“What brings you in today?” you ask after a new patient sits down in your office. The first order of business is a chronology of the present illness. Precisely when did the problem start? What was happening both at that moment and more generally in his/her life? Then the present illness prompts targeted questions about the patient’s life history, so the narrative of the present illness is placed into a wider narrative. As the patient talks, you attempt to link the sequence of events into a narrative caused by several possible diagnoses. To me this fascinating exercise never gets old.
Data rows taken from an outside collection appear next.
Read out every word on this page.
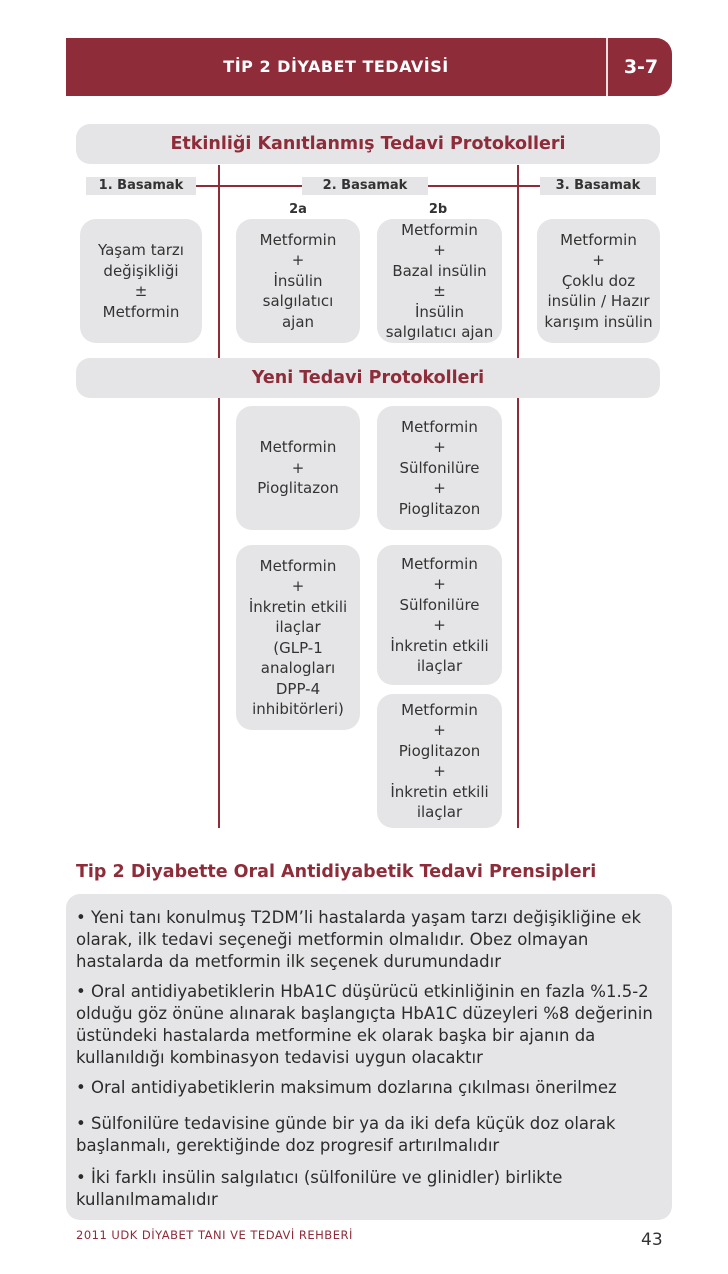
TİP 2 DİYABET TEDAVİSİ	3-7
Etkinliği Kanıtlanmış Tedavi Protokolleri
1. Basamak	2. Basamak	3. Basamak
2a	2b
Yaşam tarzı
değişikliği
±
Metformin
Metformin
+
İnsülin
salgılatıcı
ajan
Metformin
+
Bazal insülin
±
İnsülin
salgılatıcı ajan
Metformin
+
Çoklu doz
insülin / Hazır
karışım insülin
Yeni Tedavi Protokolleri
Metformin
+
Pioglitazon
Metformin
+
Sülfonilüre
+
Pioglitazon
Metformin
+
İnkretin etkili
ilaçlar
(GLP-1
analogları
DPP-4
inhibitörleri)
Metformin
+
Sülfonilüre
+
İnkretin etkili
ilaçlar
Metformin
+
Pioglitazon
+
İnkretin etkili
ilaçlar
Tip 2 Diyabette Oral Antidiyabetik Tedavi Prensipleri
• Yeni tanı konulmuş T2DM’li hastalarda yaşam tarzı değişikliğine ek olarak, ilk tedavi seçeneği metformin olmalıdır. Obez olmayan hastalarda da metformin ilk seçenek durumundadır
• Oral antidiyabetiklerin HbA1C düşürücü etkinliğinin en fazla %1.5-2 olduğu göz önüne alınarak başlangıçta HbA1C düzeyleri %8 değerinin üstündeki hastalarda metformine ek olarak başka bir ajanın da kullanıldığı kombinasyon tedavisi uygun olacaktır
• Oral antidiyabetiklerin maksimum dozlarına çıkılması önerilmez
• Sülfonilüre tedavisine günde bir ya da iki defa küçük doz olarak başlanmalı, gerektiğinde doz progresif artırılmalıdır
• İki farklı insülin salgılatıcı (sülfonilüre ve glinidler) birlikte kullanılmamalıdır
2011 UDK DİYABET TANI VE TEDAVİ REHBERİ	43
In his important book, The Why of Things (2013), Johns Hopkins psychiatrist Peter Rabins states that “Causal narratives seek to knit together disparate observations, facts, and events into a coherent and inclusive whole that convincingly links later events to prior events.” Rabins calls this “narrative truth,” which is obtained by the “empathetic method.” In medicine, after arriving at several possible diagnoses by the empathetic method, the empirical certainty of the scientific method is martialed by obtaining lab tests to settle on a single diagnosis. However the value of a given test is called into question if it is not consistent with the history—maybe it was the wrong test. In the mental health field, we are almost entirely dependent on narrative truth obtained by the empathetic method—as is this entire project. Dr. Rabins goes on to point to evidence that the ability to construct causal narratives has been physically evolved into our brains:
For me, though, the most convincing evidence that the distinction [of the narrative method] has value and says something about the structure of knowledge [italics added] is the fact that the narrative approach is present in all cultures and used by all individuals, whereas the methods of science are a relatively recent invention.
Studies carried out by the neuroscientists Roger Sperry and Michael Gazziniga offer further support for this view. They examined patients who had previously undergone “split brain” surgery—that is, had had the large fiber bundle that connects the two hemispheres of their brain severed in an attempt to stop the spread of seizure discharges from one side to the other—and they found evidence that there is a “center” in the brain, near or overlapping the language area in the left hemisphere, that “makes” connections between disparate pieces of evidence. This strongly suggests that the human brain is constructed to carry out narrative reasoning and that the linking of facts into a narrative causal web is innate.